The hardships and sufferings of Terra-del-Fuego and of Batavia had not yet taken off the edge of his appetite for remote voyages. |The Expedition to Iceland.| He expended some thousands of pounds in buying instruments and making preparations for a new expedition with Cook, |1772. July.| but the foolish and obstructive conduct of our Navy Board inspired him with a temporary disgust. He then turned his attention to Northern Europe. He resolved that after visiting the western isles of Scotland he would explore Iceland. Solander was again his companion, together with two other northern naturalists, Drs. Lind and Von Troil. Banks chartered a vessel at his own cost (amounting, for the ship alone, to about six hundred pounds).

Before starting for the cold north, they refreshed their eyes with the soft beauties of the Isle of Wight. There, said one of the delighted party, ‘Nature has spared none of her favours;’ and a good many of us have unconsciously repeated his remark, long afterwards. They reached the Western Isles of Scotland before the end of July, and, after a long visit, explored Staffa, the wonders of which were then almost unknown. Scientific attention, indeed, was first called to them by Banks, when he communicated to Thomas Pennant, of Downing, his minute survey, and his drawings of the basaltic columns.

He thought that the mind can scarcely conceive of anything more splendid, in its kind, than the now famous cave. |The Visit to Staffa.| When he asked the local name of it, his guide gave him an answer which, to Mr. Banks, seemed to need explanation, |1772. August 12.| though the name has nowadays become but too familiar to our ears. ‘The Cave of Fiuhn,’ said the islander. ‘Who or what is “Fiuhn”?’ rejoined Banks.

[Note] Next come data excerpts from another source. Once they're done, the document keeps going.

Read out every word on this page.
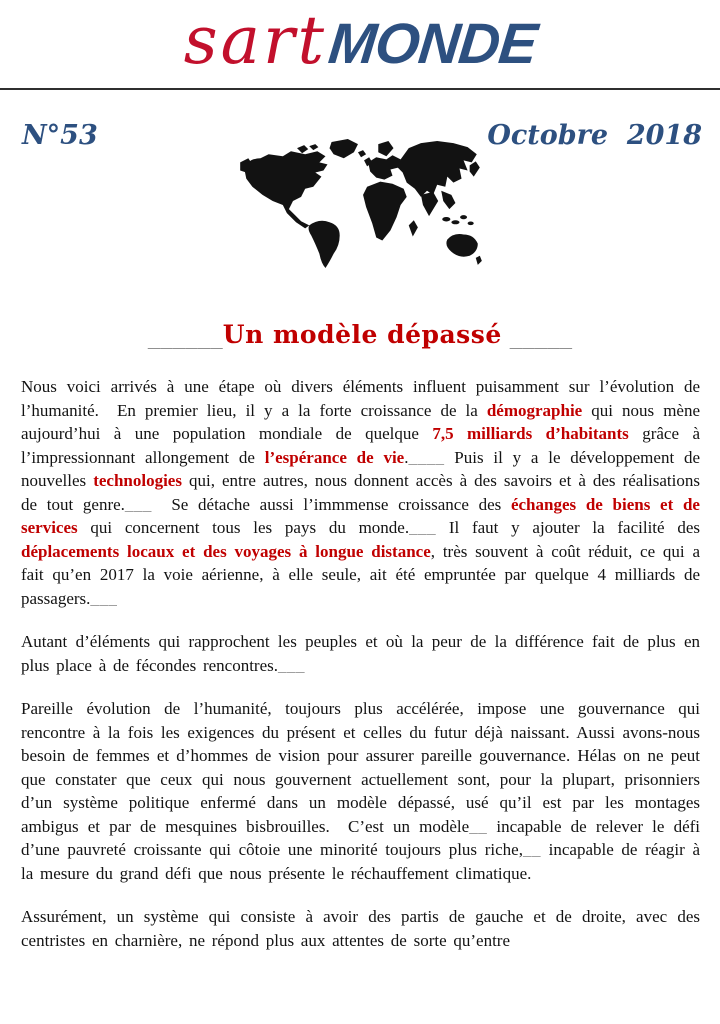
sartMONDE
N°53	Octobre  2018
______Un modèle dépassé _____

Nous voici arrivés à une étape où divers éléments influent puisamment sur l’évolution de l’humanité.  En premier lieu, il y a la forte croissance de la démographie qui nous mène aujourd’hui à une population mondiale de quelque 7,5 milliards d’habitants grâce à l’impressionnant allongement de l’espérance de vie.____ Puis il y a le développement de nouvelles technologies qui, entre autres, nous donnent accès à des savoirs et à des réalisations de tout genre.___  Se détache aussi l’immmense croissance des échanges de biens et de services qui concernent tous les pays du monde.___ Il faut y ajouter la facilité des déplacements locaux et des voyages à longue distance, très souvent à coût réduit, ce qui a fait qu’en 2017 la voie aérienne, à elle seule, ait été empruntée par quelque 4 milliards de passagers.___

Autant d’éléments qui rapprochent les peuples et où la peur de la différence fait de plus en plus place à de fécondes rencontres.___

Pareille évolution de l’humanité, toujours plus accélérée, impose une gouvernance qui rencontre à la fois les exigences du présent et celles du futur déjà naissant. Aussi avons-nous besoin de femmes et d’hommes de vision pour assurer pareille gouvernance. Hélas on ne peut que constater que ceux qui nous gouvernent actuellement sont, pour la plupart, prisonniers d’un système politique enfermé dans un modèle dépassé, usé qu’il est par les montages ambigus et par de mesquines bisbrouilles.  C’est un modèle__ incapable de relever le défi d’une pauvreté croissante qui côtoie une minorité toujours plus riche,__ incapable de réagir à la mesure du grand défi que nous présente le réchauffement climatique.

Assurément, un système qui consiste à avoir des partis de gauche et de droite, avec des centristes en charnière, ne répond plus aux attentes de sorte qu’entre
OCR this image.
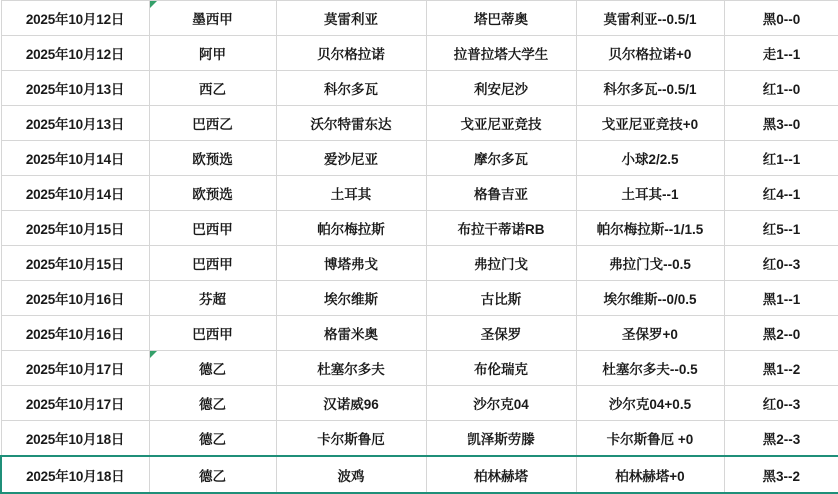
2025年10月12日	墨西甲	莫雷利亚	塔巴蒂奥	莫雷利亚--0.5/1	黑0--0
2025年10月12日	阿甲	贝尔格拉诺	拉普拉塔大学生	贝尔格拉诺+0	走1--1
2025年10月13日	西乙	科尔多瓦	利安尼沙	科尔多瓦--0.5/1	红1--0
2025年10月13日	巴西乙	沃尔特雷东达	戈亚尼亚竞技	戈亚尼亚竞技+0	黑3--0
2025年10月14日	欧预选	爱沙尼亚	摩尔多瓦	小球2/2.5	红1--1
2025年10月14日	欧预选	土耳其	格鲁吉亚	土耳其--1	红4--1
2025年10月15日	巴西甲	帕尔梅拉斯	布拉干蒂诺RB	帕尔梅拉斯--1/1.5	红5--1
2025年10月15日	巴西甲	博塔弗戈	弗拉门戈	弗拉门戈--0.5	红0--3
2025年10月16日	芬超	埃尔维斯	古比斯	埃尔维斯--0/0.5	黑1--1
2025年10月16日	巴西甲	格雷米奥	圣保罗	圣保罗+0	黑2--0
2025年10月17日	德乙	杜塞尔多夫	布伦瑞克	杜塞尔多夫--0.5	黑1--2
2025年10月17日	德乙	汉诺威96	沙尔克04	沙尔克04+0.5	红0--3
2025年10月18日	德乙	卡尔斯鲁厄	凯泽斯劳滕	卡尔斯鲁厄 +0	黑2--3
2025年10月18日	德乙	波鸡	柏林赫塔	柏林赫塔+0	黑3--2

The stone, he says, of which the pillars are formed, is a coarse kind of basalt, much resembling the ‘Giants’ Causeway’ in Ireland, ‘though none of them so neat as the specimens of the latter which I have seen at the British Museum.... |Banks to Pennant; Aug., 1772.| Here, it is dirty brown; in the Irish, a fine black.’ But he carried away with him the fullest impression of the amazing grandeur of the whole scene.